When those in authority argue as Minister of Information and Culture, Lai Mohammed, did recently that Nigeria is neither a fragile nor failed state, Emeka’s gruesome murder puts a lie to such protestations.
A country where non-state actors kill with impunity without fear of any consequences teeters on the borderline of state failure if it is not already there.
A country where security officials advise you to pay ransom to kidnappers in order not to jeopardise the life of a kidnapped victim – or as in this case, to quietly bury your dead, if you intend to stay alive yourself – is at best a very fragile state and at worse a failed state.
A country where the citizens are at the mercy of rogue elements while the government that ought to have a monopoly of the instrument of coercion looks on helplessly is at best a very fragile state.
When Stella walked into my office last Friday afternoon, she was distraught. She came straight from Sagamu. Police finally called her that morning to come for the autopsy at Sagamu General Hospital but flatly refused the presence of an independent pathologist.

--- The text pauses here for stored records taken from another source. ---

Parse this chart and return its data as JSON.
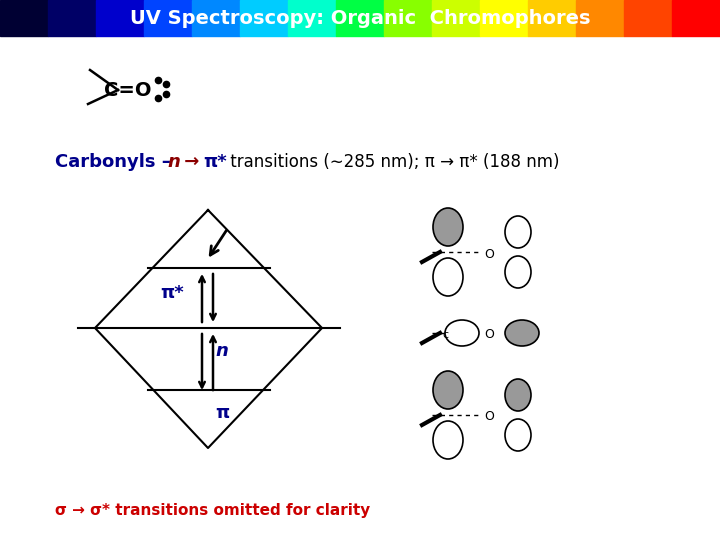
{
  "title": "UV Spectroscopy: Organic  Chromophores",
  "background_color": "#ffffff",
  "bottom_text": "σ → σ* transitions omitted for clarity",
  "bottom_text_color": "#cc0000",
  "pi_star_label": "π*",
  "n_label": "n",
  "pi_label": "π",
  "label_color": "#00008B",
  "gradient_colors": [
    "#000033",
    "#000066",
    "#0000cc",
    "#0044ff",
    "#0088ff",
    "#00ccff",
    "#00ffcc",
    "#00ff44",
    "#88ff00",
    "#ccff00",
    "#ffff00",
    "#ffcc00",
    "#ff8800",
    "#ff4400",
    "#ff0000",
    "#cc0000"
  ]
}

Will the Anichukwuegbo family from Nomeh Unataeze community, Nkanu East LGA, Enugu State get justice for their son brutally cut down in his prime? The answer is ensconced in the womb of time. of course, they should but I doubt if they will. The Nigerian state does not have the reputation of standing up for the weak and vulnerable.

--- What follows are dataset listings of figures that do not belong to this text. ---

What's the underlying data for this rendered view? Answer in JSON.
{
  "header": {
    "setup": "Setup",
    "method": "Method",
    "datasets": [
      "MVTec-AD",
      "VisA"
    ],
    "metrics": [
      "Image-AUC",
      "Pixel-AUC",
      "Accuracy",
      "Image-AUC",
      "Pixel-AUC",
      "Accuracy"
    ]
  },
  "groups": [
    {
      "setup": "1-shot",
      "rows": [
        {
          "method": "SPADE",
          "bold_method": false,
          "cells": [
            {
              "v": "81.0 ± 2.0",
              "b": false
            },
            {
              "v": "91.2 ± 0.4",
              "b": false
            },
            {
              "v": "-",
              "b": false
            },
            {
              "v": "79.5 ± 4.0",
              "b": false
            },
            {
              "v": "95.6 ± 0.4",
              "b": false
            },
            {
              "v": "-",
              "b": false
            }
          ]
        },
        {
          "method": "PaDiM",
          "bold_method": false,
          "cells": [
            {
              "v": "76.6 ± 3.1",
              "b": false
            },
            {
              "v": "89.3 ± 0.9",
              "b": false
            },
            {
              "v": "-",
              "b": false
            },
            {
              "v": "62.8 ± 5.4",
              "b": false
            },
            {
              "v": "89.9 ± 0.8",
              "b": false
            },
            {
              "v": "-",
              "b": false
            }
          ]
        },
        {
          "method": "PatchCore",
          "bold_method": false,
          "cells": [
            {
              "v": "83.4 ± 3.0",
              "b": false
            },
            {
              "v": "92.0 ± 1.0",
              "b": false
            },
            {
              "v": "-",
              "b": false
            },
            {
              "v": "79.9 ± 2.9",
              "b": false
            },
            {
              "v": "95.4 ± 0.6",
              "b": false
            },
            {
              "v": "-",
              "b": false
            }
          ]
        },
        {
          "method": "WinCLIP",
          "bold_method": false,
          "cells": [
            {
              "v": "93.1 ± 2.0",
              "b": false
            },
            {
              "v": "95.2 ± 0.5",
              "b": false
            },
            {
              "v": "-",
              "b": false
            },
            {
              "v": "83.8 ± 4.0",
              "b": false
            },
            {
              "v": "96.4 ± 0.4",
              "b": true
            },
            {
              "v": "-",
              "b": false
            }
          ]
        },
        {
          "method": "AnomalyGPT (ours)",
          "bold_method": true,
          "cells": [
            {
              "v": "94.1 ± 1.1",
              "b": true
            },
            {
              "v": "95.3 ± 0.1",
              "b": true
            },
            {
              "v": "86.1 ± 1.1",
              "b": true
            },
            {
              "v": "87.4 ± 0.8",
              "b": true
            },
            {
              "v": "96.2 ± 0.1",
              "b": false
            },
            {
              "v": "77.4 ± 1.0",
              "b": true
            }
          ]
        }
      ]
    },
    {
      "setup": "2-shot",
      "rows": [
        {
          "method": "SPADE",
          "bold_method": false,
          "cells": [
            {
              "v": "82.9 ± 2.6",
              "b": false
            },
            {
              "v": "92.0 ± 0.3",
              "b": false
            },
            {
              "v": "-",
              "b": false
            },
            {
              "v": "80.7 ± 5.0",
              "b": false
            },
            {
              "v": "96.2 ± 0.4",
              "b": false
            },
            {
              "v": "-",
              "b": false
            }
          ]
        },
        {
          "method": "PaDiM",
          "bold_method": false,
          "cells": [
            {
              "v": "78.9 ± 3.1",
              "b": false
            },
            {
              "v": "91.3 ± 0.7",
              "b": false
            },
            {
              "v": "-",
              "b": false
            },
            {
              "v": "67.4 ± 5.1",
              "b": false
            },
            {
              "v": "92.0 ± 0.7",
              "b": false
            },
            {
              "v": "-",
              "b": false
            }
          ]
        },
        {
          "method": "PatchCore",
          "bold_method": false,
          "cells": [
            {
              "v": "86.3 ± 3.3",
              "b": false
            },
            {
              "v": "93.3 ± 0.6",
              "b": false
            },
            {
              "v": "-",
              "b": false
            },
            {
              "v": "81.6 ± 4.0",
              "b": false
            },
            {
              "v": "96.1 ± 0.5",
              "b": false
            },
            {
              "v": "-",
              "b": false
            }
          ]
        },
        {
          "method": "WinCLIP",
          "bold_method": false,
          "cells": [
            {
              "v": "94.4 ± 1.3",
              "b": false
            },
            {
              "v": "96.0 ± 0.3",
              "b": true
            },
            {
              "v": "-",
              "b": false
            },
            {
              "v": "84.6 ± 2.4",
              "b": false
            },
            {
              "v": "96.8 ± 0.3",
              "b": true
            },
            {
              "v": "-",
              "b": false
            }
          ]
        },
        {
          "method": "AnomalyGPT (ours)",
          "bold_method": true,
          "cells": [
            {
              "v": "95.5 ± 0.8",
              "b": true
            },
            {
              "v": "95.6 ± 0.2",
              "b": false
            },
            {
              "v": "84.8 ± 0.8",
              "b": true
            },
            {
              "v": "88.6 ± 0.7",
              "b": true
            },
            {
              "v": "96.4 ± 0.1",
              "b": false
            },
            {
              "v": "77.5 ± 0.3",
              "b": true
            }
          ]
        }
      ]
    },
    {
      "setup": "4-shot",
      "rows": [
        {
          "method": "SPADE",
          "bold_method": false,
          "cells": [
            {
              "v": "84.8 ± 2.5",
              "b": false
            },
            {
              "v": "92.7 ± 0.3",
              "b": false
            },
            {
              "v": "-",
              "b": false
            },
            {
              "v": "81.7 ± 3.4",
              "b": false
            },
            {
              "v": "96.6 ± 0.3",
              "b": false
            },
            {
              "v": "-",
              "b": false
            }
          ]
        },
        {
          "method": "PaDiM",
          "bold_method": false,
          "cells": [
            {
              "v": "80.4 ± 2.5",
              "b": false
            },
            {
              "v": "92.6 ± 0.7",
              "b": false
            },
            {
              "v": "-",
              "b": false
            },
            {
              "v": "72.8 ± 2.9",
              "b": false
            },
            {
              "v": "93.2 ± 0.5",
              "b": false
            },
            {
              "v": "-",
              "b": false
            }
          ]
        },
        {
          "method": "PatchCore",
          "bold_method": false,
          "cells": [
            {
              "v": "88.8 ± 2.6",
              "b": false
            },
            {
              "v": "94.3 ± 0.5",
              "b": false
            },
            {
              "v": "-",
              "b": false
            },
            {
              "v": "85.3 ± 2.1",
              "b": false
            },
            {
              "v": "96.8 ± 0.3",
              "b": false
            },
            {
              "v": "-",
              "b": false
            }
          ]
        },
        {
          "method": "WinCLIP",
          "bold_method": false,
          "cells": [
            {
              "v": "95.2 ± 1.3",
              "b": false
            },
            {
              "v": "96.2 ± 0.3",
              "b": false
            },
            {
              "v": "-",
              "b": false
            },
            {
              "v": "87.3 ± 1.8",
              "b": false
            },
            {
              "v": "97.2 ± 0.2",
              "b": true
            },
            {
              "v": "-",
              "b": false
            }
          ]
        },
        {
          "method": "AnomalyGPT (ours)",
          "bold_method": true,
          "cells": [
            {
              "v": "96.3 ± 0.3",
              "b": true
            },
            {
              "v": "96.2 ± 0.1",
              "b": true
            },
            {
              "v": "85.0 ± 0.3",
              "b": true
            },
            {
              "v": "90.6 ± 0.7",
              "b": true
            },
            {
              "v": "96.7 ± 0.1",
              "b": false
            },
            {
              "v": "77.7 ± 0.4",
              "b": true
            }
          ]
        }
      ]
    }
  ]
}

But that shouldn’t be the case. The police must solve this murder riddle, because it is one murder too many. Whoever committed this heinous crime must be uncovered.
“I know Emeka is not coming back but these people should be stopped from going on this killing spree. I want every person that is connected with this murder to be brought to book,” Fr. Ibeh said in my office last Friday. That is the minimum expectation in any decent society.
The Anichukwus have neither the financial nor political muscle to bring justice to these vampires who murdered their son in cold blood. But the Nigerian state must step to the plate of equity and justice to unravel this case. The blood of Chukwuemeka seeks for justice. Ogun State governor, Dapo Abiodun, should be interested. Nigeria is not a jungle that must be abandoned for hoodlums.
On December 26, Emeka’s aunt travelled all the way from Enugu to Mbaise, Imo State, to see Fr. Ibeh and wept uncontrollably for hours. When a sympathiser, in an attempt to console her, said God knows everything, she looked up and said without equivocation that: “God does not know anything about Emeka’s death.”
And I agree! Even God must be tired of our bestiality.